I'm testing a couple different numerical methods to determine which is the best (i.e., Euler's forward/backward, trapezoidal, Runge-Kutta, Heun). Can anyone help me determine the stability for the Heun method?

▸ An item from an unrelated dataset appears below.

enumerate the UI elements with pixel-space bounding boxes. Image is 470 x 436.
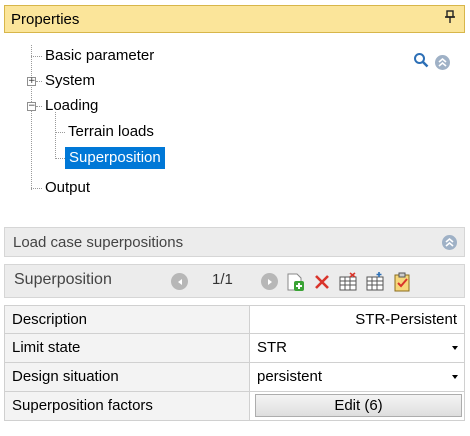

Heun's method: $\begin{align}y_{n+1}&=y_n+h\phi(t_n,y_n,h)\\[0.3em]\phi(t,u,h) &= \tfrac{1}{2}[f(t,u)+f(t+h,u+hf(t,u))]\end{align}$

Best Answer

Stability of explicit Runge-Kutta methods around a fixed point or a slow moving equilibrium is obtained when $Lh\sim 1$ with $L$ the $y$-Lipschitz constant and $h$ the step size. The exact constant on the right side depends on the order of the method, usually it is between 1 and 5. For first and second order methods that is only a guideline as the stability region does not contain a semi-circle around the origin in the negative complex half-plane.

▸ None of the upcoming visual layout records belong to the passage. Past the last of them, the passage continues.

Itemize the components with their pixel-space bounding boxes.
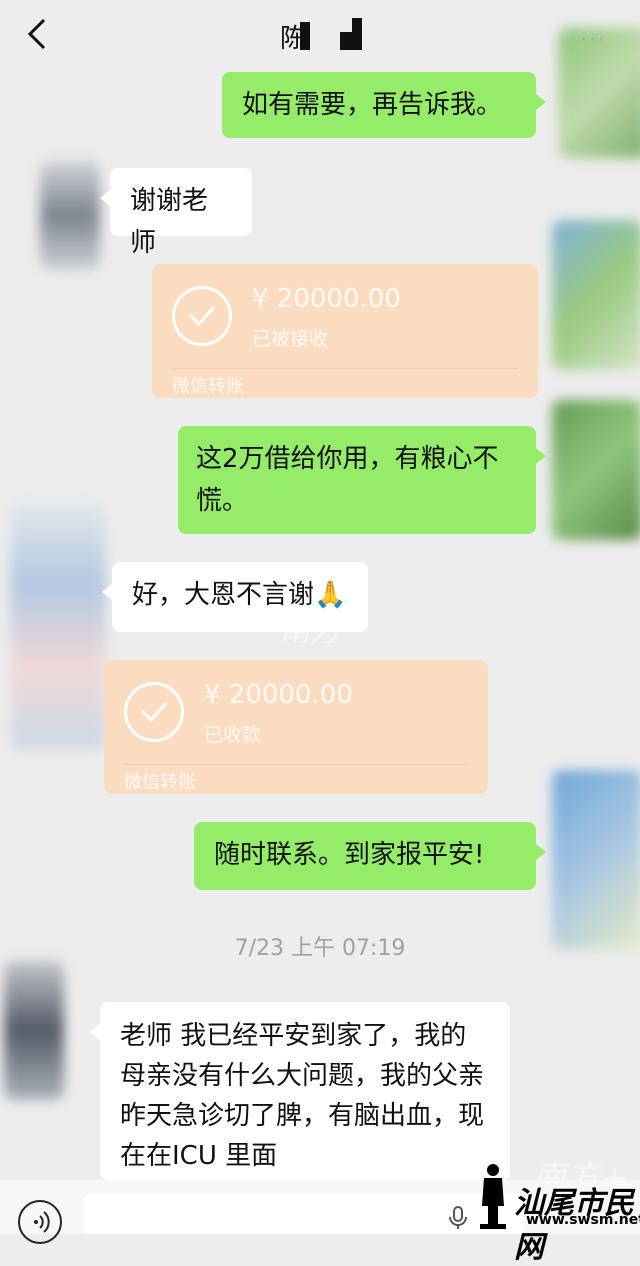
message-text: 老师 我已经平安到家了，我的母亲没有什么大问题，我的父亲昨天急诊切了脾，有脑出血… [120, 1021, 485, 1171]
back-icon[interactable] [22, 16, 52, 52]
avatar-self[interactable] [558, 28, 640, 158]
avatar-self[interactable] [552, 400, 640, 540]
voice-icon[interactable] [18, 1200, 62, 1244]
message-bubble-received[interactable]: 老师 我已经平安到家了，我的母亲没有什么大问题，我的父亲昨天急诊切了脾，有脑出血… [90, 1002, 510, 1180]
transfer-label: 微信转账 [124, 772, 196, 793]
transfer-card-sent[interactable]: ¥ 20000.00 已被接收 微信转账 [152, 264, 538, 398]
message-text: 随时联系。到家报平安! [214, 840, 485, 870]
check-circle-icon [124, 682, 184, 742]
transfer-status: 已被接收 [252, 328, 329, 350]
chat-header: 陈 ··· [0, 0, 640, 72]
statue-icon [480, 1164, 506, 1229]
site-url: www.swsm.net [526, 1212, 640, 1228]
avatar-self[interactable] [552, 770, 640, 950]
message-text: 如有需要，再告诉我。 [242, 90, 503, 120]
divider [124, 764, 468, 765]
avatar-contact[interactable] [10, 500, 106, 750]
transfer-amount: ¥ 20000.00 [204, 680, 353, 710]
site-logo: 汕尾市民网 www.swsm.net [474, 1160, 640, 1265]
message-text: 这2万借给你用，有粮心不慌。 [196, 444, 499, 516]
transfer-label: 微信转账 [172, 376, 244, 397]
transfer-amount: ¥ 20000.00 [252, 284, 401, 314]
redaction-block [300, 22, 310, 50]
redaction-block [340, 18, 362, 50]
message-text: 谢谢老师 [130, 186, 209, 258]
message-bubble-sent[interactable]: 这2万借给你用，有粮心不慌。 [178, 426, 546, 534]
message-timestamp: 7/23 上午 07:19 [234, 936, 406, 961]
avatar-contact[interactable] [40, 160, 100, 270]
message-bubble-sent[interactable]: 随时联系。到家报平安! [194, 822, 546, 890]
mic-icon[interactable] [448, 1206, 468, 1230]
avatar-contact[interactable] [4, 960, 64, 1100]
transfer-card-received[interactable]: ¥ 20000.00 已收款 微信转账 [104, 660, 488, 794]
transfer-status: 已收款 [204, 724, 262, 746]
message-bubble-sent[interactable]: 如有需要，再告诉我。 [222, 72, 546, 138]
check-circle-icon [172, 286, 232, 346]
divider [172, 368, 518, 369]
avatar-self[interactable] [552, 220, 640, 370]
watermark: 南方 [280, 614, 340, 649]
message-bubble-received[interactable]: 谢谢老师 [100, 168, 252, 258]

To get a practical feeling for this, just solve your problem for various step sizes over the integration interval from $0$ to $1/3$, as $y(1/3)=0.1e^{-50}$ is a really small number, relative to the initial value and floating point precision.

def Heun(f,t0,y0,tf,h):
    def HeunStep(t,y,h): 
        k1 = h*f(t,y); 
        k2 = h*f(t+h,y+k1); 
        return y+0.5*(k1+k2);
    t, y = t0, y0
    while t+1.1*h<tf: t, y = t+h, HeunStep(t,y,h)
    return HeunStep(t,y,tf-t)

def f(t,y): return 49-150*(t+y)
t0,y0 = 0.0,1./3+0.1
for h in np.linspace(3.5,0.5,16)/150:
    print "h=%.4e 150*h=%.4e, y(1/3)=%.12g"%(h,150*h, Heun(f,t0,y0,1./3,h))

with the results

h=2.3333e-02 150*h=3.5000e+00, y(1/3)=3382845.45109
h=2.2000e-02 150*h=3.3000e+00, y(1/3)=1820496.14682
h=2.0667e-02 150*h=3.1000e+00, y(1/3)=558708.429462
h=1.9333e-02 150*h=2.9000e+00, y(1/3)=79763.1519923
h=1.8000e-02 150*h=2.7000e+00, y(1/3)=9204.09082254
h=1.6667e-02 150*h=2.5000e+00, y(1/3)=1648.41784102
h=1.5333e-02 150*h=2.3000e+00, y(1/3)=37.6118108918
h=1.4000e-02 150*h=2.1000e+00, y(1/3)=0.740437945724
h=1.2667e-02 150*h=1.9000e+00, y(1/3)=0.00432803787737
h=1.1333e-02 150*h=1.7000e+00, y(1/3)=1.0688786734e-05
h=1.0000e-02 150*h=1.5000e+00, y(1/3)=1.14794370277e-08
h=8.6667e-03 150*h=1.3000e+00, y(1/3)=5.57823318786e-12
h=7.3333e-03 150*h=1.1000e+00, y(1/3)=2.8015784137e-15
h=6.0000e-03 150*h=9.0000e-01, y(1/3)=2.34187669257e-17
h=4.6667e-03 150*h=7.0000e-01, y(1/3)=-1.38777878078e-17
h=3.3333e-03 150*h=5.0000e-01, y(1/3)=2.60208521397e-17

As the stability region suggests, $0<h<\frac2{150}$ are valid choices in the table above, giving results close to zero. Sensible results that are practially zero as floating point numbers (and relative to the initial value) are only obtained for about $h<\frac{1.5}{150}$.